A National Discrimination Policy
By Melissa GiangrandePublished May 1, 2013It is widely known that women still make seventy-seven cents for a man’s dollar in the United States. The spotlight on gender-based income inequalities is bright; it is a highly controversial topic. Obama’s recent call to increase the minimum wage from $7.25 to $9.00 an hour also made headlines following his State of the Union Address. Even raising the tipped worker subminimum wage of $2.13 an hour has been discussed by Congress. Yet, the majority of politically active Americans are completely ignorant of the exploitation of worker’s with disabilities.
In 2009 in a “bunkhouse” in Iowa, workers with disabilities earned forty-one cents an hour alongside abled workers earning between nine and twelve dollars an hour. The facility where the disabled employees were forced to sleep was unheated and infested with cockroaches. Similar conditions are the realities for the twenty–eight percent of Americans with disabilities age 18 to 64 that live in poverty.
Shouldn’t laws exist to protect this vulnerable population from such dehumanizing conditions? The irony is, it is the law that creates the conditions in the first place. Provision 14c of the Fair Labor Standards Act of 1938 licenses “sheltered workshop” programs run by the state or non-profits. The programs, intended to only be for short-term training, are exempt from the federal minimum wage laws. They are said to be beneficial by increasing the amount of employment opportunities available to the disabled.
The evidence suggests otherwise. The workshops are detrimental to disabled workers’ health and livelihood. They isolate workers from society and leave them trapped in a vicious cycle of poverty. Furthermore, the General Accountability Office found only five percent of workers in such programs left them to take regular jobs, indicting they are not fulfilling their purpose as temporary training facilities. It is clear the only gains associated with the 14c program are gains to employers, which profit from paying disabled workers a fraction of the salaries paid to able-bodied counterparts for the same work.

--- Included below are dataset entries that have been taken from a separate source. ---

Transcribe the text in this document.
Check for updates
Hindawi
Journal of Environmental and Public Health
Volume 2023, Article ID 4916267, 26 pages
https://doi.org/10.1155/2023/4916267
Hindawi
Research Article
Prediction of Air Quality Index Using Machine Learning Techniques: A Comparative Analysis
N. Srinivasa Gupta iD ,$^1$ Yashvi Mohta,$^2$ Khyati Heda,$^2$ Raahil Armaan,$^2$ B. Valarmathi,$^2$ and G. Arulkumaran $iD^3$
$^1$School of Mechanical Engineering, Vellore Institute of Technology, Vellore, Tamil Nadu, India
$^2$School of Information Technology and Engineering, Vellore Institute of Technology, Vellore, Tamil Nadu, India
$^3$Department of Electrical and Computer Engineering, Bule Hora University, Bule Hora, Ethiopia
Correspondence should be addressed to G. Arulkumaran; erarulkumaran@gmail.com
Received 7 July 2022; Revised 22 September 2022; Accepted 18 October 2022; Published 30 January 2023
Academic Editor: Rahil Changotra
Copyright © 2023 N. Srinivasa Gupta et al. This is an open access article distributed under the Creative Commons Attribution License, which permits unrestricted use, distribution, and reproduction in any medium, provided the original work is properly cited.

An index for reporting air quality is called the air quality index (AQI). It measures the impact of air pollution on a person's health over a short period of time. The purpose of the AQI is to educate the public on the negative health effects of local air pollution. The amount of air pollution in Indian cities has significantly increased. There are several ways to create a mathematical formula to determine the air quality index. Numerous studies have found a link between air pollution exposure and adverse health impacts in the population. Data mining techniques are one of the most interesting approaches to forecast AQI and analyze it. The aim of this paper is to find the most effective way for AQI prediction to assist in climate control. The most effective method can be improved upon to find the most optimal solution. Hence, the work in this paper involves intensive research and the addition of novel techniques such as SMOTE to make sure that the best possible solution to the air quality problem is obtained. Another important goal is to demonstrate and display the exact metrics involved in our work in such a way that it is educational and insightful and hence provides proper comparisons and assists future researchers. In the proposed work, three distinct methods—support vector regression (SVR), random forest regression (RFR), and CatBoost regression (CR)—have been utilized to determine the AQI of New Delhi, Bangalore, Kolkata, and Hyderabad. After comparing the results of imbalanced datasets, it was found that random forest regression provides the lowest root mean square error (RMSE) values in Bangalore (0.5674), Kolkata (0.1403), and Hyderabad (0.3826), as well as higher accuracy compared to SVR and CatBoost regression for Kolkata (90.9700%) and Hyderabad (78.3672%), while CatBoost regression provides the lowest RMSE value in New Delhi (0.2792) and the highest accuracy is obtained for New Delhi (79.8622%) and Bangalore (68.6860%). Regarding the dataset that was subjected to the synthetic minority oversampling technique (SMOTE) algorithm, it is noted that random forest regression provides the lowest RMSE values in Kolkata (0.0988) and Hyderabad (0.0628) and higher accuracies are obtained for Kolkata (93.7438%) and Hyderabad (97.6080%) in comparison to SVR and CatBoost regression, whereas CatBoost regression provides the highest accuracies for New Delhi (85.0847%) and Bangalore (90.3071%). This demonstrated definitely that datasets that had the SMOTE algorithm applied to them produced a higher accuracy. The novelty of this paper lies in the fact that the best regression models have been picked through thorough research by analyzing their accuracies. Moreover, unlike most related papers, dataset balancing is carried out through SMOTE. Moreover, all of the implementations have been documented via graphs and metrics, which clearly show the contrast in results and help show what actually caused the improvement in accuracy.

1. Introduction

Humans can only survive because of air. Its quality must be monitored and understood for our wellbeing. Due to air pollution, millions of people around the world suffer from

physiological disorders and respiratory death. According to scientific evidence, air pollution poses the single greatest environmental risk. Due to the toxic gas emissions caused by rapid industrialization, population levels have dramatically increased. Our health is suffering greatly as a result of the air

Having noticed this, the state of Vermont eliminated all of its 14c programs in 2003. It refocused spending on job coaching services allowing disabled workers to have success in regular jobs. Vermont’s current employment rate for people with disabilities is twenty percent higher than the national rate.
The 14c policy is outdated and reflective of the old paradigm associated with the institutional movement: that people with disabilities are not capable of competitive employment and participation in society. Today, society operates from a “community citizenship and the inclusion” viewpoint, that believes disabled workers are competent to engage in meaningful work and life activities. Many policies have come to reflect this shift, with the exception of the exemption.
If politicians are arguing the $7.25 minimum wage is too low, it is irrefutable that wages earned by Americans with disabilities are insufficient. To prevent accusations of discrimination, Congress must include a discussion on gradually phasing out the exemption when it debates raising the current minimum wage. Evidence in Vermont and Iowa strongly suggest the current policy fails to meet its intended goal and that funds could be spent in more productive ways. Congress cannot afford to waste resources that shape American’s livelihoods on ineffective policies.